Thirty-seven percent of Polish households are indebted to various financial institutions, according to market and opinion research company PBS. Money borrowed from banks and other lenders is most often spent on durable goods, such as cars, household appliances and consumer electronics, as well as on housing. Forty percent of borrowers took out such loans to cover the day-to-day costs of living and to repay older debts.
Egypt has given the go-ahead for Polish pork exports to that country, the Ministry of Agriculture and Rural Development in Warsaw has said. The move comes after the Egyptian authorities agreed to recognize Polish health certificates for boneless pork, pork products as well as milk and dairy products.

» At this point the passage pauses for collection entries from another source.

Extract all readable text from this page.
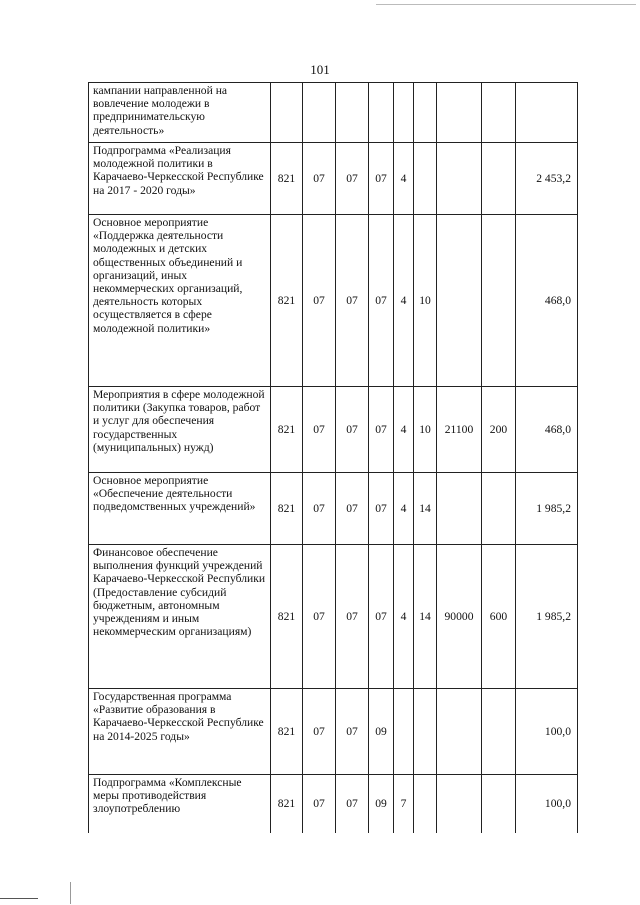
101
кампании направленной на вовлечение молодежи в предпринимательскую деятельность»									
Подпрограмма «Реализация молодежной политики в Карачаево-Черкесской Республике на 2017 - 2020 годы»	821	07	07	07	4				2 453,2
Основное мероприятие «Поддержка деятельности молодежных и детских общественных объединений и организаций, иных некоммерческих организаций, деятельность которых осуществляется в сфере молодежной политики»	821	07	07	07	4	10			468,0
Мероприятия в сфере молодежной политики (Закупка товаров, работ и услуг для обеспечения государственных (муниципальных) нужд)	821	07	07	07	4	10	21100	200	468,0
Основное мероприятие «Обеспечение деятельности подведомственных учреждений»	821	07	07	07	4	14			1 985,2
Финансовое обеспечение выполнения функций учреждений Карачаево-Черкесской Республики (Предоставление субсидий бюджетным, автономным учреждениям и иным некоммерческим организациям)	821	07	07	07	4	14	90000	600	1 985,2
Государственная программа «Развитие образования в Карачаево-Черкесской Республике на 2014-2025 годы»	821	07	07	09					100,0
Подпрограмма «Комплексные меры противодействия злоупотреблению	821	07	07	09	7				100,0
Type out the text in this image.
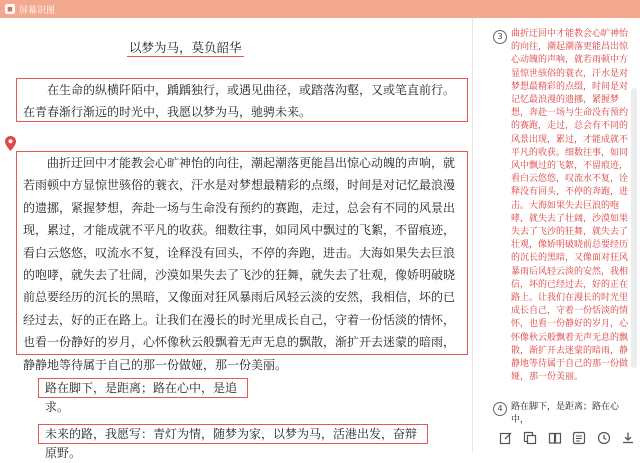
◼ 屏幕识图
以梦为马，莫负韶华

在生命的纵横阡陌中，踽踽独行，或遇见曲径，或踏落沟壑，又或笔直前行。在青春渐行渐远的时光中，我愿以梦为马，驰骋未来。

曲折迂回中才能教会心旷神怡的向往，潮起潮落更能昌出惊心动魄的声响，就若雨顿中方显惊世骇俗的蓑衣，汗水是对梦想最精彩的点缀，时间是对记忆最浪漫的遗挪，紧握梦想，奔赴一场与生命没有预约的赛跑，走过，总会有不同的风景出现，累过，才能成就不平凡的收获。细数往事，如同风中飘过的飞絮，不留痕迹，看白云悠悠，叹流水不复，诠释没有回头，不停的奔跑，进击。大海如果失去巨浪的咆哮，就失去了壮阔，沙漠如果失去了飞沙的狂舞，就失去了壮观，像娇明破晓前总要经历的沉长的黑暗，又像面对狂风暴雨后风轻云淡的安然，我相信，坏的已经过去，好的正在路上。让我们在漫长的时光里成长自己，守着一份恬淡的情怀，也看一份静好的岁月，心怀像秋云般飘着无声无息的飘散，渐扩开去迷蒙的暗雨，静静地等待属于自己的那一份做娅，那一份美丽。

路在脚下，是距离；路在心中，是追求。

未来的路，我愿写：青灯为情，随梦为家，以梦为马，活港出发，奋辩原野。

3 曲折迂回中才能教会心旷神怡的向往，潮起潮落更能昌出惊心动魄的声响，就若雨顿中方显惊世骇俗的蓑衣，汗水是对梦想最精彩的点缀，时间是对记忆最浪漫的遗挪，紧握梦想，奔赴一场与生命没有预约的赛跑，走过，总会有不同的风景出现，累过，才能成就不平凡的收获。细数往事，如同风中飘过的飞絮，不留痕迹，看白云悠悠，叹流水不复，诠释没有回头，不停的奔跑，进击。大海如果失去巨浪的咆哮，就失去了壮阔，沙漠如果失去了飞沙的狂舞，就失去了壮观，像娇明破晓前总要经历的沉长的黑暗，又像面对狂风暴雨后风轻云淡的安然，我相信，坏的已经过去，好的正在路上。让我们在漫长的时光里成长自己，守着一份恬淡的情怀，也看一份静好的岁月，心怀像秋云般飘着无声无息的飘散，渐扩开去迷蒙的暗雨，静静地等待属于自己的那一份做娅，那一份美丽。
4 路在脚下，是距离；路在心中，
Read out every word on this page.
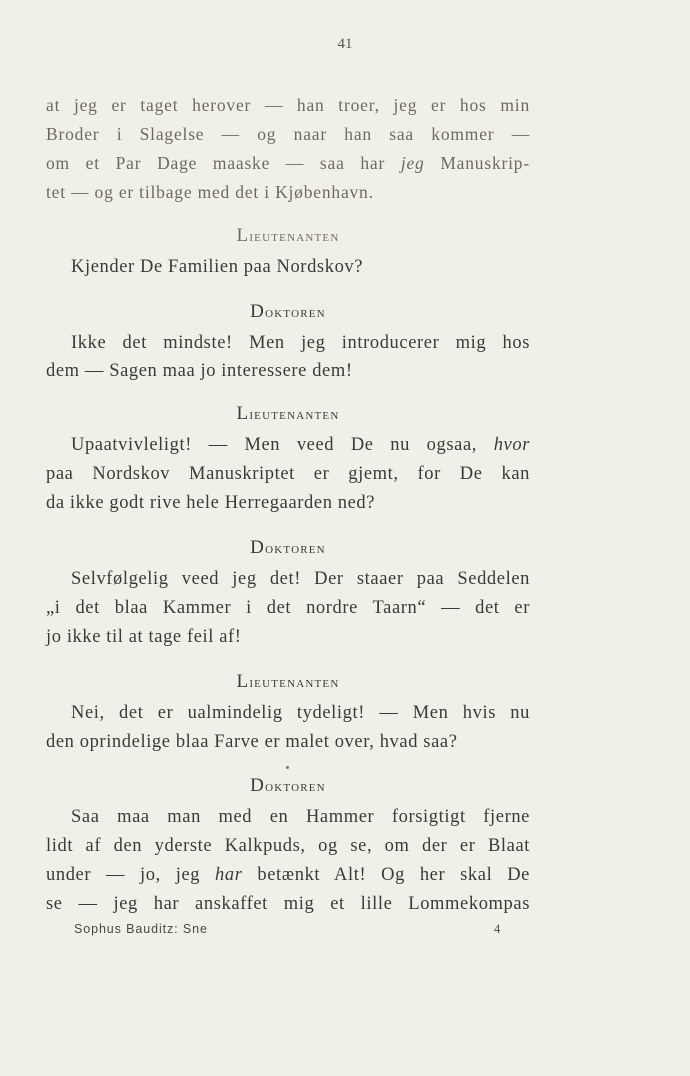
41
at jeg er taget herover — han troer, jeg er hos min
Broder i Slagelse — og naar han saa kommer —
om et Par Dage maaske — saa har jeg Manuskrip-
tet — og er tilbage med det i Kjøbenhavn.
Lieutenanten
Kjender De Familien paa Nordskov?
Doktoren
Ikke det mindste! Men jeg introducerer mig hos
dem — Sagen maa jo interessere dem!
Lieutenanten
Upaatvivleligt! — Men veed De nu ogsaa, hvor
paa Nordskov Manuskriptet er gjemt, for De kan
da ikke godt rive hele Herregaarden ned?
Doktoren
Selvfølgelig veed jeg det! Der staaer paa Seddelen
„i det blaa Kammer i det nordre Taarn“ — det er
jo ikke til at tage feil af!
Lieutenanten
Nei, det er ualmindelig tydeligt! — Men hvis nu
den oprindelige blaa Farve er malet over, hvad saa?
Doktoren
Saa maa man med en Hammer forsigtigt fjerne
lidt af den yderste Kalkpuds, og se, om der er Blaat
under — jo, jeg har betænkt Alt! Og her skal De
se — jeg har anskaffet mig et lille Lommekompas
Sophus Bauditz: Sne	4
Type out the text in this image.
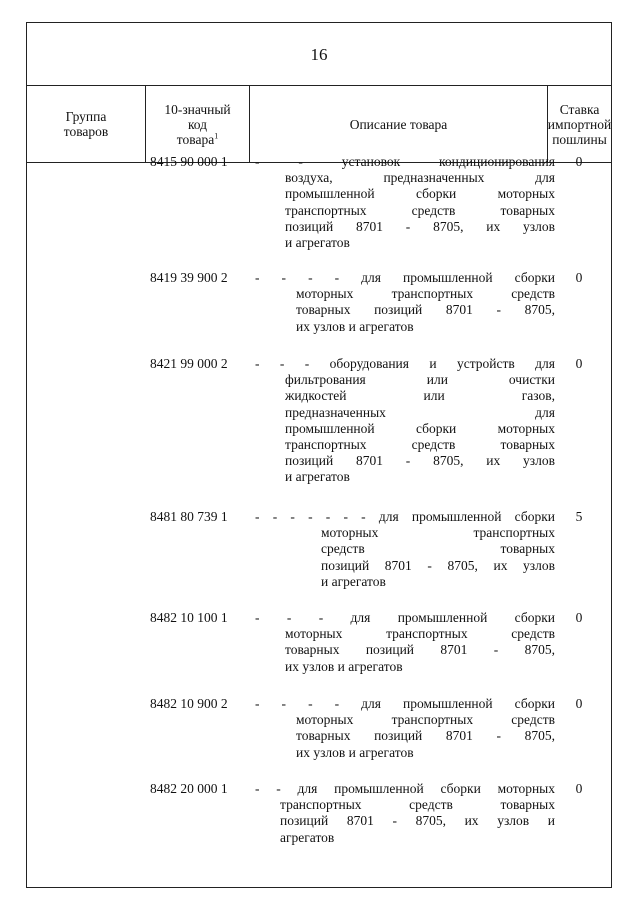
16
Группа
товаров
10-значный
код
товара$^1$
Описание товара
Ставка
импортной
пошлины
8415 90 000 1 - - установок кондиционирования
воздуха, предназначенных для
промышленной сборки моторных
транспортных средств товарных
позиций 8701 - 8705, их узлов
и агрегатов
0
8419 39 900 2 - - - - для промышленной сборки
моторных транспортных средств
товарных позиций 8701 - 8705,
их узлов и агрегатов
0
8421 99 000 2 - - - оборудования и устройств для
фильтрования или очистки
жидкостей или газов,
предназначенных для
промышленной сборки моторных
транспортных средств товарных
позиций 8701 - 8705, их узлов
и агрегатов
0
8481 80 739 1 - - - - - - - для промышленной сборки
моторных транспортных
средств товарных
позиций 8701 - 8705, их узлов
и агрегатов
5
8482 10 100 1 - - - для промышленной сборки
моторных транспортных средств
товарных позиций 8701 - 8705,
их узлов и агрегатов
0
8482 10 900 2 - - - - для промышленной сборки
моторных транспортных средств
товарных позиций 8701 - 8705,
их узлов и агрегатов
0
8482 20 000 1 - - для промышленной сборки моторных
транспортных средств товарных
позиций 8701 - 8705, их узлов и
агрегатов
0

The number of Polish and foreign companies active in Poland’s IT services sector increased from 40,200 in 2009 to 60,700 in 2013, according to the Central Statistical Office (GUS).
The Association of Business Service Leaders in Poland (ABSL), which brings together the largest foreign investors in this sector, says that IT service providers employ more than 140,000 in this country. Of this, about 55,000 people work in large enterprises that have at least 200 employees. Such companies have rapidly increased employment in recent years. Almost all of them provide services to customers from abroad, mostly Western Europe.